4 April 2017

Grow your personal network for business success

Professional services firms try to limit personal networking as executives rise in the ranks because they fear their staff will take clients with them when they leave. But this also limits the value executives could bring to the firm, say Michelle Rogan, an Associate Professor of Entrepreneurship and Family Enterprise at INSEAD and her co-author. ouise Mors, an INSEAD PhD graduate and now a Professor of Strategic Management and Globalisation at the Copenhagen Business School.
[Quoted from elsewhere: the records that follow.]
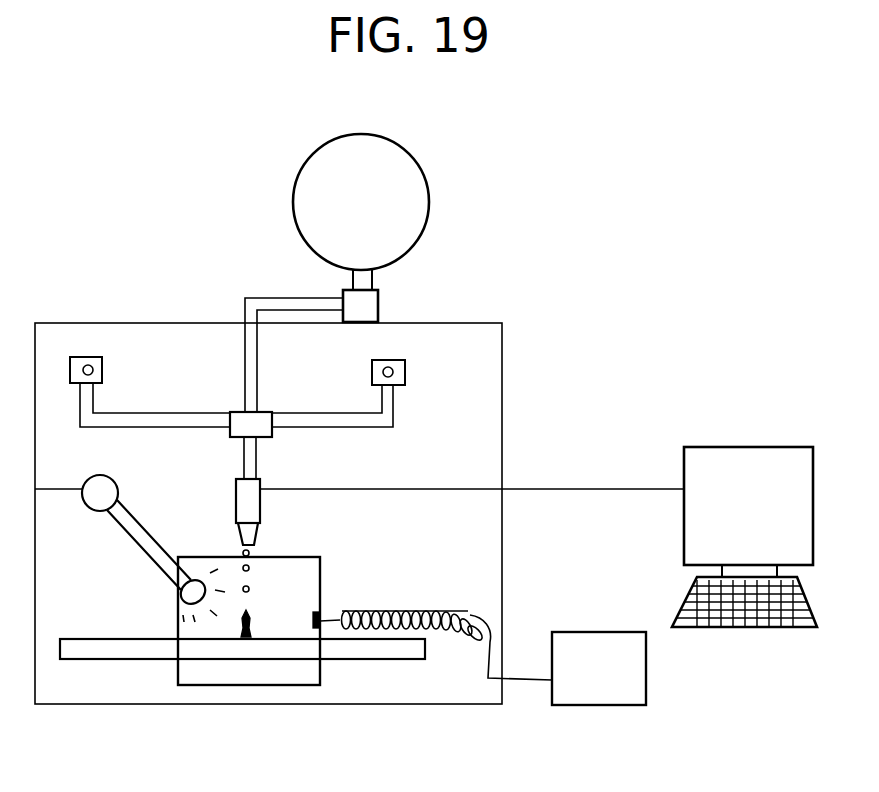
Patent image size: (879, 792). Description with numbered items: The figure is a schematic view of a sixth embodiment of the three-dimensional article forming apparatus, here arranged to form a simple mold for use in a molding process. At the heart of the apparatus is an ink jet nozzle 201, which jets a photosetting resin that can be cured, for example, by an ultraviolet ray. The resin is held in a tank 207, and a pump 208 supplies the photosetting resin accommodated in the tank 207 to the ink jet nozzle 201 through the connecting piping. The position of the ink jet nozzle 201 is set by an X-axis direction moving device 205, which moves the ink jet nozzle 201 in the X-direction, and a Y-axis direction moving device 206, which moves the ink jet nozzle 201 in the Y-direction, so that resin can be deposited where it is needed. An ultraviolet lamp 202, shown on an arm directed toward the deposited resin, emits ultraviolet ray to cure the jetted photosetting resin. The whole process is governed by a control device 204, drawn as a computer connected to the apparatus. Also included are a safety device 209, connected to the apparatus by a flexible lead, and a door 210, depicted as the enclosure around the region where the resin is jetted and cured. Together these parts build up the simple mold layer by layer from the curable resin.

The ink jet nozzle 201 is at (243, 502).
The ultraviolet lamp 202 is at (158, 567).
The control device 204 is at (753, 612).
The X-axis direction moving device 205 is at (260, 428).
The Y-axis direction moving device 206 is at (405, 372).
The tank 207 is at (415, 212).
The pump 208 is at (372, 305).
The safety device 209 is at (598, 697).
The door 210 is at (268, 674).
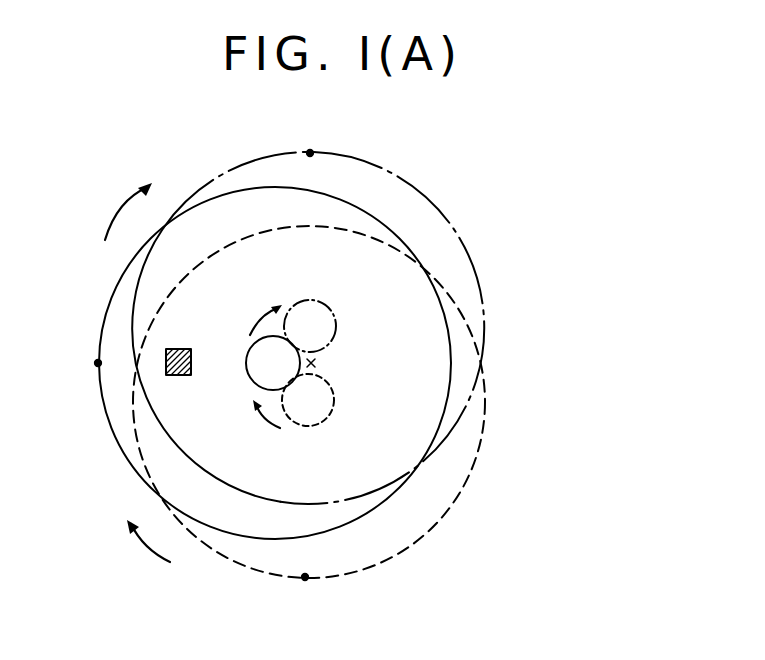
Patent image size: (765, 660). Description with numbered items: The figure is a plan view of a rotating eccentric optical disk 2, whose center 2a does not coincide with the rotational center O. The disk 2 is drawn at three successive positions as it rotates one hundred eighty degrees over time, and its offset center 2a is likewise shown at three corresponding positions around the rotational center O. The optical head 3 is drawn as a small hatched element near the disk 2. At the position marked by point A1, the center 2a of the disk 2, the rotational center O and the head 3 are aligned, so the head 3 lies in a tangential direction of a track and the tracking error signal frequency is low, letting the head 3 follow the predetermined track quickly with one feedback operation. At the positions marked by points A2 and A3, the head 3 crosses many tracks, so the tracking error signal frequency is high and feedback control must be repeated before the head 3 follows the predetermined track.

The disk 2 is at (415, 188).
The center of the disk 2a is at (310, 330).
The optical head 3 is at (181, 350).
The rotational center O is at (316, 363).
The point A1 is at (98, 363).
The point A2 is at (305, 577).
The point A3 is at (310, 153).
A firm’s growth and survival depend on its managers’ ability to look for new business. Well-connected executives are often recognised as valuable in this regard. However, professional services firms often try to de-emphasise the personal interactions of their executives with clients. It turns out t however that managers who build personal networks are more valuable to the firm, bringing in more new business and knowledge to the firm.

The researchers examined the links between business development and personalised networks (as opposed to networks mostly acquired as part of one’s official role). The results of their research, Managerial Networks and Exploration in a Professional Service Firm, have just been published in Organizational Studies.

They find that managers who use personal assets (such as their knowledge, experience and interests) to build professional relationships are more successful in seeking new business than managers who chiefly network using their firm’s processes and resources. In addition, Rogan and Mors found that broader networks, with contacts loosely linked if at all, amplified benefits for the firm.

“A firm’s growth and survival depends on the ability of its managers to explore for new business. However, the specialised roles, routines and procedures companies create can limit the exploration of individuals working for them,” said Rogan.

Rogan studied the professional networks of 77 managing partners in a large, global consulting firm. Face-to-face interviews provided insights into their networking styles. Some executives retained a formal approach, while others preferred to keep things personal, with less emphasis on their official role in the firm.

Results show that managers with a personal touch do more to help their firm expand. This could be due to at least three reasons, says Rogan.

Firstly, such managers have access to a greater diversity of information. For instance, a manager could be exposed to – and incorporate – ideas from other industries. Secondly, managers are not constrained by their role or their firm’s resources as they go about networking. Thirdly, the reciprocity principle - the idea that I will help you if you help me - is known to be stronger in relationships imbued with a personal dimension.

The impact on firm expansion was magnified when the executive’s network was composed of individuals hailing from different industries who were unlikely to know each other. Such a network provided managers with more novel knowledge, propitious to innovation.

Controls ensured that findings were not influenced by the resources or skills held by individual managers. In essence, the research showed that the managers’ knack for business development was directly correlated to their tendency to use their own knowledge and resources when networking.

In small firms, managers will naturally leverage contacts made in their own name. These contacts could be people they met in school, at conferences or even in situations removed from their job. In larger firms, interactions with clients tend to become more formal, relying less on individual affinity. This often suits employers worried that clients will follow executives who leave.

“The findings suggest it would befit top managers to encourage their executives to nurture and use individual ties when exploring for new business opportunities or knowledge. Doing so may place the firm at a greater risk of losing clients if an executive should leave, and give executives more leverage when bargaining for position or salary, but the overall benefits to the firm outweigh these vulnerabilities,” Rogan added.